Cefepime, a fourth-generation cephalosporin antibiotic, was approved for use in 1996. It is widely used to treat severe bacterial infections because it acts against both gram-negative and gram-positive bacterial strains, and has antipseudomonal activity. Safety data of cefepime in clinical trials were relatively favorable when initially approved. Approximately 3% of 2,032 patients treated with cefepime experienced adverse central nervous system (CNS) effects including headache (2.4%), dizziness (0.7%), and insomnia (0.6%) [1]. Eleven (0.2%) patients developed seizures but only three (0.1%) of these cases were considered to have a probable or unknown relationship to cefepime therapy [1].

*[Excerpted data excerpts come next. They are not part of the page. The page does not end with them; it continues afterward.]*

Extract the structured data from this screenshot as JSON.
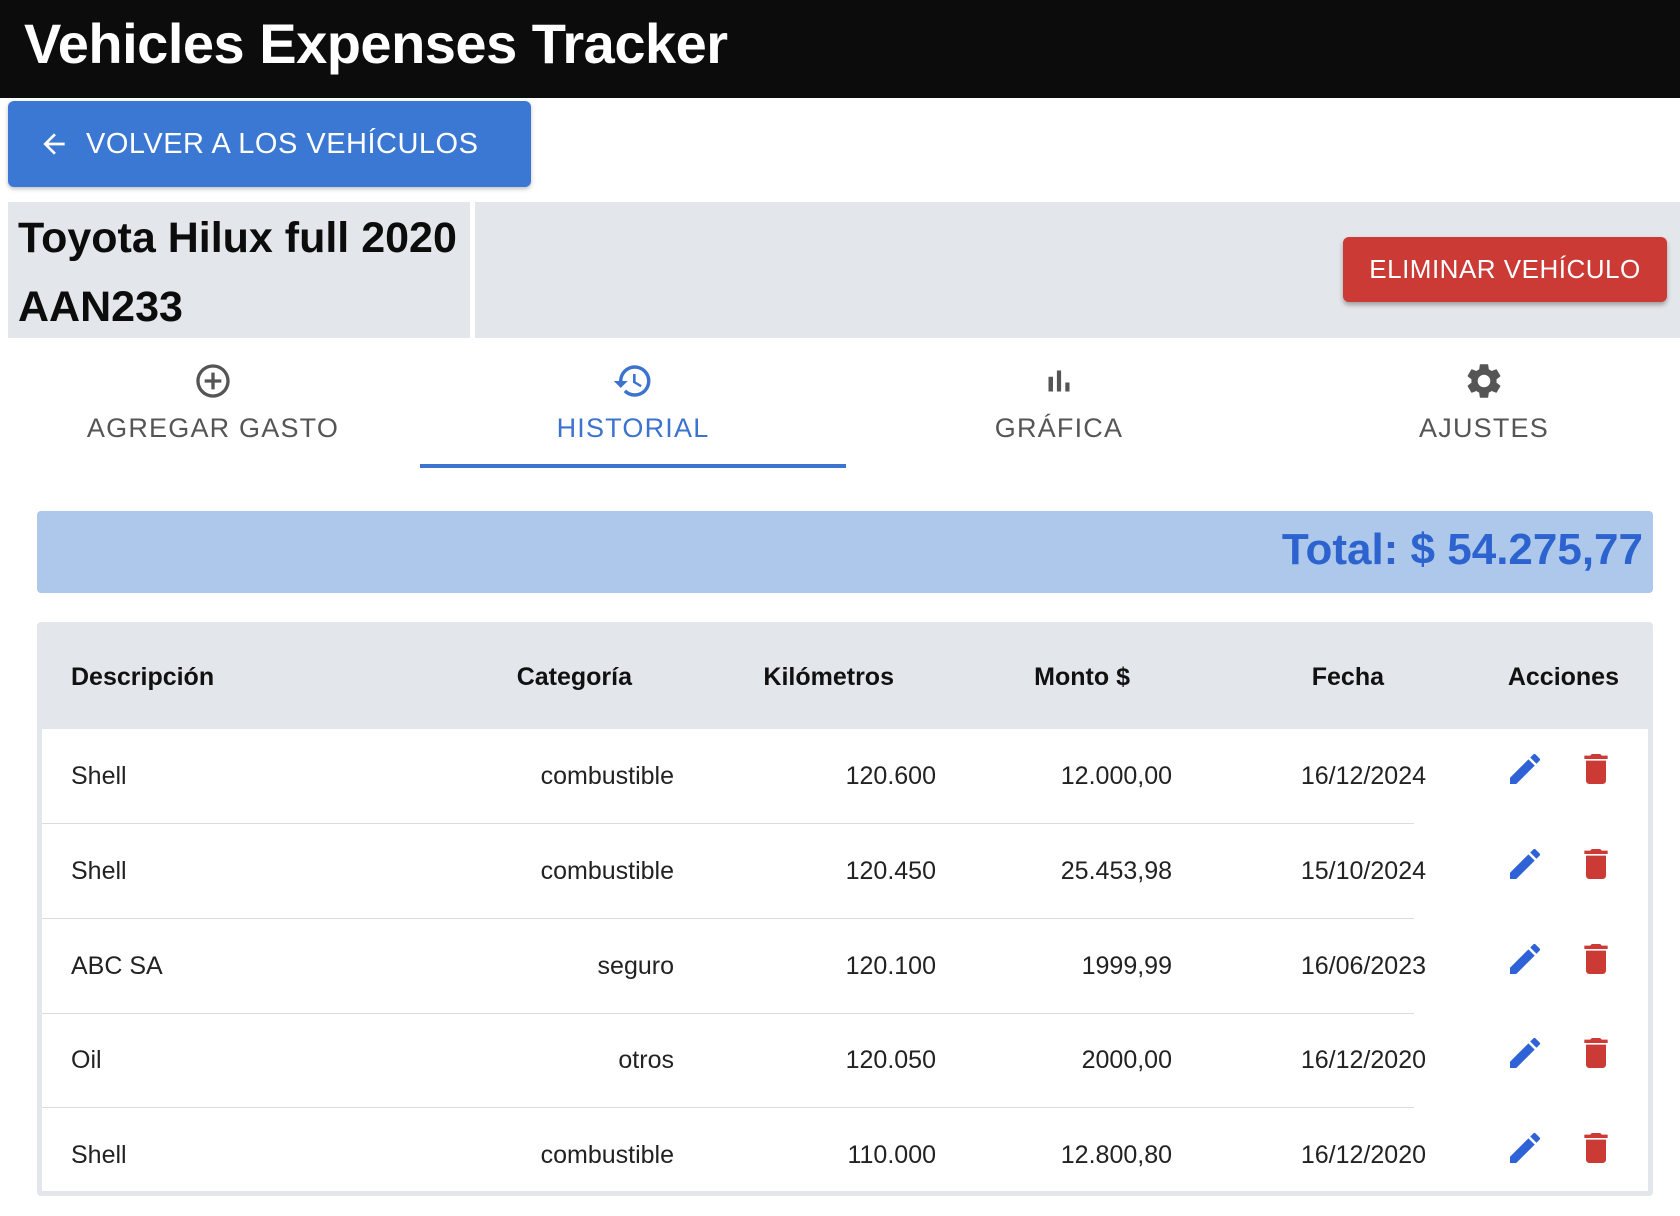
{
  "app": {
    "title": "Vehicles Expenses Tracker"
  },
  "nav": {
    "back_label": "VOLVER A LOS VEHÍCULOS"
  },
  "vehicle": {
    "name": "Toyota Hilux full 2020",
    "plate": "AAN233",
    "delete_label": "ELIMINAR VEHÍCULO"
  },
  "tabs": [
    {
      "label": "AGREGAR GASTO",
      "icon": "add-circle-icon",
      "active": false
    },
    {
      "label": "HISTORIAL",
      "icon": "history-icon",
      "active": true
    },
    {
      "label": "GRÁFICA",
      "icon": "bar-chart-icon",
      "active": false
    },
    {
      "label": "AJUSTES",
      "icon": "gear-icon",
      "active": false
    }
  ],
  "summary": {
    "total_label": "Total: $ 54.275,77"
  },
  "table": {
    "headers": {
      "description": "Descripción",
      "category": "Categoría",
      "kilometers": "Kilómetros",
      "amount": "Monto $",
      "date": "Fecha",
      "actions": "Acciones"
    },
    "rows": [
      {
        "description": "Shell",
        "category": "combustible",
        "kilometers": "120.600",
        "amount": "12.000,00",
        "date": "16/12/2024"
      },
      {
        "description": "Shell",
        "category": "combustible",
        "kilometers": "120.450",
        "amount": "25.453,98",
        "date": "15/10/2024"
      },
      {
        "description": "ABC SA",
        "category": "seguro",
        "kilometers": "120.100",
        "amount": "1999,99",
        "date": "16/06/2023"
      },
      {
        "description": "Oil",
        "category": "otros",
        "kilometers": "120.050",
        "amount": "2000,00",
        "date": "16/12/2020"
      },
      {
        "description": "Shell",
        "category": "combustible",
        "kilometers": "110.000",
        "amount": "12.800,80",
        "date": "16/12/2020"
      }
    ]
  },
  "colors": {
    "header_bg": "#0c0c0c",
    "primary": "#3b78d3",
    "danger": "#cc3a36",
    "panel_bg": "#e3e6ea",
    "total_bg": "#adc8eb",
    "total_text": "#2c63cf",
    "edit_icon": "#2f62d6",
    "delete_icon": "#cc3a36"
  }
}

Cefepime-induced neurotoxicity (CIN) was first reported in a patient with end-stage renal disease (ESRD) on hemodialysis in 1999 [2]. He developed altered mental status, myoclonus, and a generalized tonic-clonic seizure with elevated serum cefepime concentration. He recovered after urgent hemodialysis but electroencephalography (EEG) was not performed. Thereafter many cases of CIN with triphasic wave (TW) or nonconvulsive status epilepticus (NCSE) have been reported. CIN is composed of toxic encephalopathy and TW or NCSE in EEG. There is debate about EEG findings regarding whether it is true NCSE or TW.

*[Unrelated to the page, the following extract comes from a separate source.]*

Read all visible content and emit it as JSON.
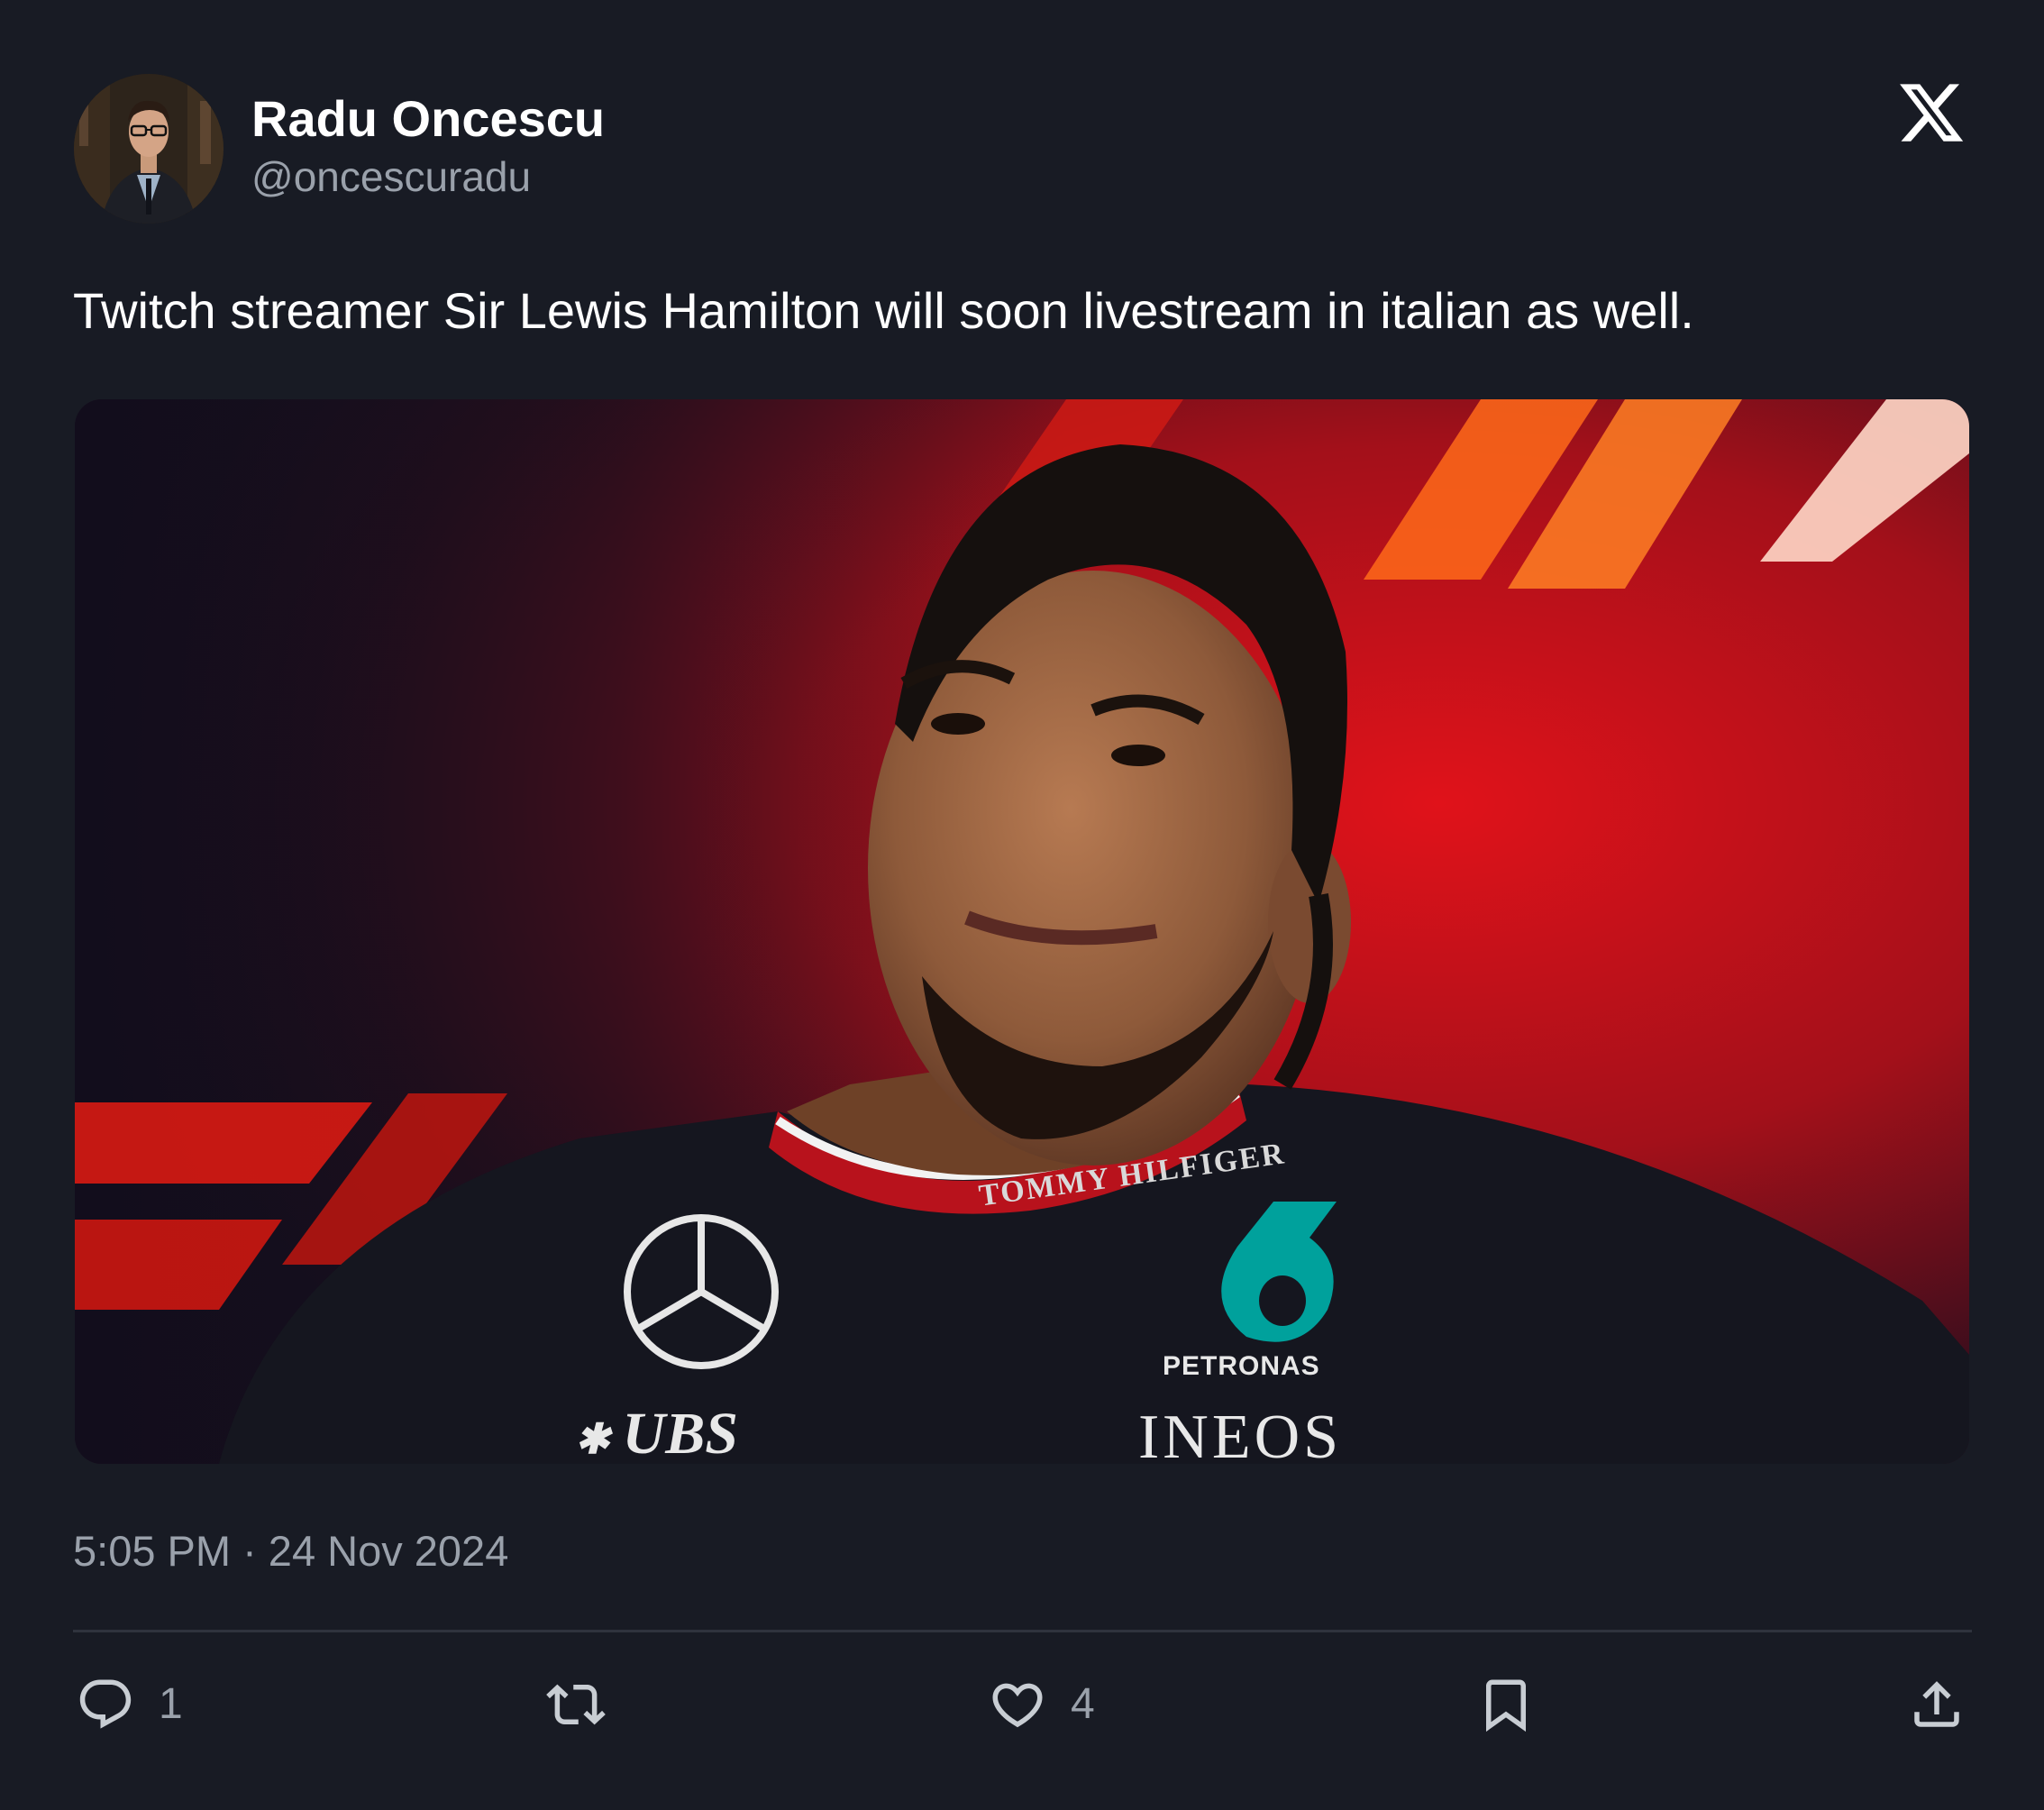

CIN mainly occurs in patients with impaired renal function who have been administered cefepime without dose adjustment, because 85% of cefepime is removed through renal excretion [3-11]. However, it has also occurred in patients who have received appropriate doses based on renal function [12-18] and even in patients with normal renal function [5,18-22]. Therefore, the U.S. Food and Drug Administration (FDA) issued a safety warning that recommended dose reduction in patients with renal dysfunction, that is, estimated glomerular filtration rate (GFR) <60 mL/min [23]. CIN is reversible in most cases if early detection and discontinuation of cefepime is possible, which is the only definitive treatment. Frequent neurologic examination and monitoring of renal function are needed, especially in the elderly with impaired renal function or previous CNS injury.
After a review of cases, case series, and meta-analysis, we have described the incidence, pathogenic mechanism, risk factors, clinical manifestation, EEG abnormalities, and appropriate management of CIN. We have also analyzed all the cases of CIN reported in the Korean medical literature.
The reported incidence of CIN is quite variable because of differences in the diagnostic criteria of CIN, the protocol for dose adjustment of cefepime, degree of renal dysfunction, characteristics of included patients, and severity of underlying illness or comorbidity. In addition, small sample size and retrospective study design are also likely to influence the results.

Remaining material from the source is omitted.